Dans quelles situations le conflit permet-il de progresser? L’école d’abord, puis l’université, sont des systèmes éducatifs qui communiquent des objectifs différents, parfois contradictoires. D’un côté, dans le discours des enseignants, il est clair que le but est la formation et que les élèves, puis les étudiants, viennent à l’école pour apprendre. Mais la structure du système communique un objectif supplémentaire, celui de la sélection: comme on doit réussir à avoir de bonnes notes pour passer d’une année à l’autre, et que les notes sont toujours comparatives, il faut avoir aussi comme but de mieux réussir que les autres. Les travaux scientifiques sur les buts ont appelé ces deux objectifs respectivement «but de maîtrise» et «but de performance».
Nous avons mené une expérience pour montrer qu’on observe les bénéfices du conflit s’il est clair que le but est la maîtrise, la formation1. Au contraire, nous soutenons que si l’on est orienté vers la compétition, le conflit a des effets délétères. Nous avons invité à notre laboratoire des étudiants universitaires et, à un tiers d’entre eux, nous avons dit qu’ils étaient là pour acquérir de nouvelles connaissances, pour apprendre; nous avons donc induit un «but de maîtrise». A un autre tiers, nous avons dit qu’ils étaient là pour avoir une bonne note, pour réussir mieux que les autres; nous avons donc induit un «but de performance». A un troisième groupe, nous n’avons rien dit: c’est ce qu’on appelle un groupe de contrôle, qui sert à voir si les résultats après les inductions (les consignes) sont différents de ce qu’il se passe en temps normal. Ensuite, nous leur avons proposé d’apprendre un texte académique en collaboration médiatisée par ordinateur avec un autre étudiant. En réalité, c’est nous qui collaborions avec les participants: à la moitié d’entre eux, nous envoyions des feedbacks d’accord (pas de conflit) et à l’autre moitié des feedbacks de désaccord (conflit). Finalement, nous leur faisions passer un examen sur le contenu du texte, pour mesurer ce qu’ils avaient appris.

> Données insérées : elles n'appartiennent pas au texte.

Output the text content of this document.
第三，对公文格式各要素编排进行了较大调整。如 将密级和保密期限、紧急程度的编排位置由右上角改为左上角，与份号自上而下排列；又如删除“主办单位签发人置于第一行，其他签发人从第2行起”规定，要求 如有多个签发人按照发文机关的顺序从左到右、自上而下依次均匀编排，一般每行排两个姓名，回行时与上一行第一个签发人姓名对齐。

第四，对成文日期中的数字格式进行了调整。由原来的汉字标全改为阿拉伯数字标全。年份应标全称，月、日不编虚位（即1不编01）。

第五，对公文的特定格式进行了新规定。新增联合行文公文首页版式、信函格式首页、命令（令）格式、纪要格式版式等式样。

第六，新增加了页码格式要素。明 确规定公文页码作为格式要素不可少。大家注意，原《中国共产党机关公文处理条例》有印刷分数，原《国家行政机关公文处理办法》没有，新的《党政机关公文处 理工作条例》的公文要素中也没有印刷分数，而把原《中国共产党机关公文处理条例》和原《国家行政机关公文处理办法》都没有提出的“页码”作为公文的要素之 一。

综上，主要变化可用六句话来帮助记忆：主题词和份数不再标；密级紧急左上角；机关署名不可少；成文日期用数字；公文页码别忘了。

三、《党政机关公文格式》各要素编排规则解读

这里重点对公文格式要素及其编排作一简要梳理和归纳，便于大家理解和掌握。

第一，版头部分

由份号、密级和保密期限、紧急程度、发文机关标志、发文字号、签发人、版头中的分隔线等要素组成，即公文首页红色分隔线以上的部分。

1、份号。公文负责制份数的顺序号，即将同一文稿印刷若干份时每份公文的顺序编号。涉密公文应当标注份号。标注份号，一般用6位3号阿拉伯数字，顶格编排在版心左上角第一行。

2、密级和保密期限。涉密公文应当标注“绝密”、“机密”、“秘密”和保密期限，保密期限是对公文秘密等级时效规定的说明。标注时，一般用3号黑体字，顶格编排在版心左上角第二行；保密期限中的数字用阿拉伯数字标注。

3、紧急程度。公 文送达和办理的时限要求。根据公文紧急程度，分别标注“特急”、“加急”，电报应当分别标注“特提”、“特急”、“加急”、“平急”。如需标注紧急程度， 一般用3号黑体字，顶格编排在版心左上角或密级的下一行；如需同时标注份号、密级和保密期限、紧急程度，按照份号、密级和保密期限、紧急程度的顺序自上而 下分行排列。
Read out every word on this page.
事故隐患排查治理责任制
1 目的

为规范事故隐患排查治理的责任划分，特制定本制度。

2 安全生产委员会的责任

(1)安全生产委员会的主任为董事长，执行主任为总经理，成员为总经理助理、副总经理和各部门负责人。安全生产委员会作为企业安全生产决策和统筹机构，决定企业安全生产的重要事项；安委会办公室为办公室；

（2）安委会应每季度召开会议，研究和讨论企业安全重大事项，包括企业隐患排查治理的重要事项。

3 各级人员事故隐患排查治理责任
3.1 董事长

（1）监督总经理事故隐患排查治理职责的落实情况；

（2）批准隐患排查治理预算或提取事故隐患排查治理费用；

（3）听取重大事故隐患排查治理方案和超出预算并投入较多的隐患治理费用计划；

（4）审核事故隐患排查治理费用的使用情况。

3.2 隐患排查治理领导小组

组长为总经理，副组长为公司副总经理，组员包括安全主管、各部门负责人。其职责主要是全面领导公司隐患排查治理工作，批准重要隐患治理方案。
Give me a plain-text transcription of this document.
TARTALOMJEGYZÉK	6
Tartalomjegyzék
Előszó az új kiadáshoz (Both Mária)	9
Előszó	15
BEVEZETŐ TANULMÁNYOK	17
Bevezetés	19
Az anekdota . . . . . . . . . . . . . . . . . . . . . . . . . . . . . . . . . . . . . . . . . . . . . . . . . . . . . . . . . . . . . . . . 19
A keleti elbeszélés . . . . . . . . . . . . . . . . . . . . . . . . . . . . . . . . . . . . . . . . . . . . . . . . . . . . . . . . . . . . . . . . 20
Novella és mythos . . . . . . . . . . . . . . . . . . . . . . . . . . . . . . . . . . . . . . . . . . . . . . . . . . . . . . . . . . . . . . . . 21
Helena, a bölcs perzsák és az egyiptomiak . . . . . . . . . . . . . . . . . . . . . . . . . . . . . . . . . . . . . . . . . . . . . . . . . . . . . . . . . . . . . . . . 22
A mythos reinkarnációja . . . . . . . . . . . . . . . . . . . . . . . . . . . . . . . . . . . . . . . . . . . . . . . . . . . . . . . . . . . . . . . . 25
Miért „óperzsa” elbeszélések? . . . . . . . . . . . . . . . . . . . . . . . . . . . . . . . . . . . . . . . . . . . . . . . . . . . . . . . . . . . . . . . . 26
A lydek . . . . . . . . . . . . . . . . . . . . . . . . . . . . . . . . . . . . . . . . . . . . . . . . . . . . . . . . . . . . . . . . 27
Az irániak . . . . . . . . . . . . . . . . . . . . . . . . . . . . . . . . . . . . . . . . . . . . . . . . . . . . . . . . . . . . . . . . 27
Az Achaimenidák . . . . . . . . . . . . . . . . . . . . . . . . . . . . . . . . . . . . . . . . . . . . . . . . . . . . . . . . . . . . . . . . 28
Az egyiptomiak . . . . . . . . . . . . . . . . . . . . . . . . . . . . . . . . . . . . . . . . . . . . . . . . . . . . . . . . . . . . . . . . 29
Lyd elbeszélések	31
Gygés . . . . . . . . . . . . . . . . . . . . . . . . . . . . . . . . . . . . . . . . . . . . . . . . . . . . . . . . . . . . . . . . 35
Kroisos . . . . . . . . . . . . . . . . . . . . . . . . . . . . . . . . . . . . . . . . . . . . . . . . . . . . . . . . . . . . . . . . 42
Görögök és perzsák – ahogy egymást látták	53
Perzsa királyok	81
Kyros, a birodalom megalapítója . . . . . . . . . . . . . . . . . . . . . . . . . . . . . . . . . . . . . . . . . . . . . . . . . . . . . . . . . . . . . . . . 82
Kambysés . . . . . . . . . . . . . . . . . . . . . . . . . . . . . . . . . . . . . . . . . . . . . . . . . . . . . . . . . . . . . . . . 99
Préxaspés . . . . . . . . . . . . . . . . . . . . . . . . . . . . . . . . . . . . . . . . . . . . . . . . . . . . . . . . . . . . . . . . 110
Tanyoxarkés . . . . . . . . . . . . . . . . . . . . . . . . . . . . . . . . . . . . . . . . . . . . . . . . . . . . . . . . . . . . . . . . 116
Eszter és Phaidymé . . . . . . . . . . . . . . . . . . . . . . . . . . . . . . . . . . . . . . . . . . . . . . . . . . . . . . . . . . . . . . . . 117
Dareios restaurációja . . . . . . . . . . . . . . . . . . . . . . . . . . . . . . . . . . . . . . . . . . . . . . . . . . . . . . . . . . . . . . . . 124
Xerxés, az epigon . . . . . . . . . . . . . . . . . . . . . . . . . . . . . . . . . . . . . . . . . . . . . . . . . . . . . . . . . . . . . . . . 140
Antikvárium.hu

Les résultats sont reportés dans le graphique ci-dessous et montrent que lorsqu’il est clair pour les étudiants que le but est d’apprendre, le conflit avec le partenaire a un effet bénéfique et induit un meilleur apprentissage que s’il n’y a pas de conflit. Mais si le but est de mieux réussir que l’autre, le conflit avec autrui devient menaçant et induit des effets délétères, puisque l’apprentissage est alors inférieur à la condition sans conflit. Enfin, la condition de contrôle nous apporte un résultat très intéressant puisqu’elle présente la même forme de résultat que la condition de but de performance: ce résultat nous indique que, par défaut, les étudiants fonctionnent comme s’ils étaient orientés vers la compétition. Là aussi, le conflit perd ses effets bénéfiques. En conclusion, le conflit peut être un formidable instrument d’apprentissage, mais à condition de ne pas «polluer» l’intérêt des élèves pour la connaissance avec des considérations sur la compétition, sur le fait d’être meilleur. FBA

1 Darnon, C., Butera, F., & Harackiewicz, J. (2007). Achievement goals in social interactions: Learning within a mastery vs. performance goal. Motivation and Emotion, 31, 61-70.